Sunday, July 24, 2011

Boehner Works on Sunday Debt Ceiling Agreement

During his latest public attack on the House Republicans, President Obama said during his press conference Friday afternoon that he had "summoned" the House and Senate leaders to the White House for a meeting Saturday at 11:00 AM.

"They are going to have to explain to me how we do not default", President Obama said.

Got that? Instead of stepping up and doing his job, President Obama wants to continue on as Bystander-in-Chief and insist on continuing to lay everything at the feet of Congress.

So, turns out the meeting didn't last very long at all:

Saturday's meeting, according to White House officials, lasted for 50 minutes.

"The President wanted to know that there was a plan for preventing national default," McConnell said in a statement released after the meeting broke up. "The bipartisan leadership in Congress is committed to working on new legislation that will prevent default while substantially reducing Washington spending."


In other words, nothing was accomplished.

By late Saturday, Speaker Boehner sounded resolved to a short term extension as the path forward in the immediate future:

The office of House Speaker John Boehner (R-Ohio) said late Saturday that Congress will have to resort to a two-vote approach to raise the debt-ceiling and prevent a government default.

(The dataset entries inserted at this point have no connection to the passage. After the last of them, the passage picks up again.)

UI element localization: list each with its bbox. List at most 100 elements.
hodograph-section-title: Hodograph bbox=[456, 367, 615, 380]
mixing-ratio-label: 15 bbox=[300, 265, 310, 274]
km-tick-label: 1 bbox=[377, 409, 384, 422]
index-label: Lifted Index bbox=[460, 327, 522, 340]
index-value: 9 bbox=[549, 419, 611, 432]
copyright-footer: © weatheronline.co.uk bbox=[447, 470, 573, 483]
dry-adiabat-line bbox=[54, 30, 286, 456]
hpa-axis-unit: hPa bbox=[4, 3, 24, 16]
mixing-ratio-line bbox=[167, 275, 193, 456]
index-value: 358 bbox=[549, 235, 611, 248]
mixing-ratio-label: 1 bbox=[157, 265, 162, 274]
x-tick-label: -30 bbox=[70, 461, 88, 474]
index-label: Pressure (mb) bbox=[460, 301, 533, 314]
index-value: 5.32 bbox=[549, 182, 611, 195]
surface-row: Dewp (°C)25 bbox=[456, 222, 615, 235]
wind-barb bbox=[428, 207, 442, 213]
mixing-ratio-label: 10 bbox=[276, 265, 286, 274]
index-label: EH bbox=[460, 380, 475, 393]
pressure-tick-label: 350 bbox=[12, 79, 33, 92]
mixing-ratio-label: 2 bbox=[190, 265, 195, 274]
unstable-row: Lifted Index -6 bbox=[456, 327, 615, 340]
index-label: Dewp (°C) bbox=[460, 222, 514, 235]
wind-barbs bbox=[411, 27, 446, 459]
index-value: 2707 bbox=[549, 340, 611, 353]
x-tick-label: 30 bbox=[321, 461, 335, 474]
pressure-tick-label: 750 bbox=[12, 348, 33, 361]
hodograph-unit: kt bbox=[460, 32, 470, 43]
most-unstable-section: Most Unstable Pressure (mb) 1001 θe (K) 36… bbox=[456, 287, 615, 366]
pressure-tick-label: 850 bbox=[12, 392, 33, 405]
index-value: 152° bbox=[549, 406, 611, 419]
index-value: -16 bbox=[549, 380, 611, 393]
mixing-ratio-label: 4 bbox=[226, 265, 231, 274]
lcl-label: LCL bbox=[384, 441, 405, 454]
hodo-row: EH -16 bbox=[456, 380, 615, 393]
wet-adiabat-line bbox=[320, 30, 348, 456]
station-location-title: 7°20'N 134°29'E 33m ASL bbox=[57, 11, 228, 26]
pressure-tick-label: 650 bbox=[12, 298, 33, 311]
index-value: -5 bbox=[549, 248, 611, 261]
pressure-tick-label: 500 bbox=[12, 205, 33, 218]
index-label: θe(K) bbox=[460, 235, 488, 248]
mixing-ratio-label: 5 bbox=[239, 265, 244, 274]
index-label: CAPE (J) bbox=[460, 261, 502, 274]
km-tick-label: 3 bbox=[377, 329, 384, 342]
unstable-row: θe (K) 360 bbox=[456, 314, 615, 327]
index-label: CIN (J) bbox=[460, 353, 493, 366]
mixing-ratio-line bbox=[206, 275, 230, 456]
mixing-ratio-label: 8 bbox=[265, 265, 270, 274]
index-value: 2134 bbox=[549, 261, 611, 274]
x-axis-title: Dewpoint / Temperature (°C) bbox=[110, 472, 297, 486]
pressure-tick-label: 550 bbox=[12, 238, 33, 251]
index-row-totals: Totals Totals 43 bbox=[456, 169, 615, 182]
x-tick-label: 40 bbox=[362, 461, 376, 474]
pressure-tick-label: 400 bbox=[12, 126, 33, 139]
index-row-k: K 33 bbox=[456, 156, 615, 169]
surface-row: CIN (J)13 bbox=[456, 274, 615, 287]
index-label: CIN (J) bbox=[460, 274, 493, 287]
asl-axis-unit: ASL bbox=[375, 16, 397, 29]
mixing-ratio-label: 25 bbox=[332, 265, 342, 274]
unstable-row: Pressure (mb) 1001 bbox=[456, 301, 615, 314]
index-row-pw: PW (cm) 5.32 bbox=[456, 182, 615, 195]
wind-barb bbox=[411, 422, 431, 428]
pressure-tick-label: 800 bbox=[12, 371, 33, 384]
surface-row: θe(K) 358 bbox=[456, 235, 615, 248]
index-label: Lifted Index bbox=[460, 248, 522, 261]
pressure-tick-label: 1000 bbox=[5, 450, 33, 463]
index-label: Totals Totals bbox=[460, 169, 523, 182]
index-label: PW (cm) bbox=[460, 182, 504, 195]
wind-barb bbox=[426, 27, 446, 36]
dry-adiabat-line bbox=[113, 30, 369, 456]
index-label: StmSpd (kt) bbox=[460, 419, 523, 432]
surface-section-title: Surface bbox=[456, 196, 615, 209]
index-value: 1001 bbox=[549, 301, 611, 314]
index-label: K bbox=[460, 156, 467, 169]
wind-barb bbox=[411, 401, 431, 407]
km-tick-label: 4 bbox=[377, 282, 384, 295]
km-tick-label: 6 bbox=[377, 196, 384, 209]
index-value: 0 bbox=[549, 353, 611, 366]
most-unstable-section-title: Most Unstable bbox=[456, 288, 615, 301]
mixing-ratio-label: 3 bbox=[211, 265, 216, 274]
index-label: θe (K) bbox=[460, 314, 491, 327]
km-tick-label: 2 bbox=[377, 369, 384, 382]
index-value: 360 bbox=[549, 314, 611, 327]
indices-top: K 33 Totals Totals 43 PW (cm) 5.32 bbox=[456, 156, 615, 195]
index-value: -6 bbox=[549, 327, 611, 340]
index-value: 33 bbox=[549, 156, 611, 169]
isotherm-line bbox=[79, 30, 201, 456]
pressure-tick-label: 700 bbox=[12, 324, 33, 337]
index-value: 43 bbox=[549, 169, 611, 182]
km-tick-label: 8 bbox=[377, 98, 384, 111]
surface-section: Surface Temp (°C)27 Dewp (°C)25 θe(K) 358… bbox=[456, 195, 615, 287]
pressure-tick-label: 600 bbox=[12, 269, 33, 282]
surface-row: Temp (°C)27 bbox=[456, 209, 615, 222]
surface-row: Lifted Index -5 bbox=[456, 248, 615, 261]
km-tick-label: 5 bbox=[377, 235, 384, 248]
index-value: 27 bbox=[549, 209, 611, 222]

"The Democrats who run Washington have refused to offer a plan," Boehner spokesman Michael Steel said in a statement. "Now, as a result, a two-step process is inevitable."

Obama remains firm in insisting that only a big solution is acceptable.

Late Saturday, Boehner convened the Congressional leaders without any representatives from the White House. Very unusual for that to happen on The Hill.

By Sunday morning talk show time, as Treasury Secretary Geithner continued the White House attack on Republicans in Congress, Speaker Boehner took the high road. He said he wouldn't take part in the "political sniping" when asked to defend the GOP against Geithner's remarks.

Boehner remains confident he can put a proposal together in time for the opening of the overseas markets - late Sunday night for us in the U.S. - so as to keep the stock markets stable, both here and around the world. Though he said he prefers a bi-partisan agreement, he said the House Republicans are prepared to go it alone in a proposal.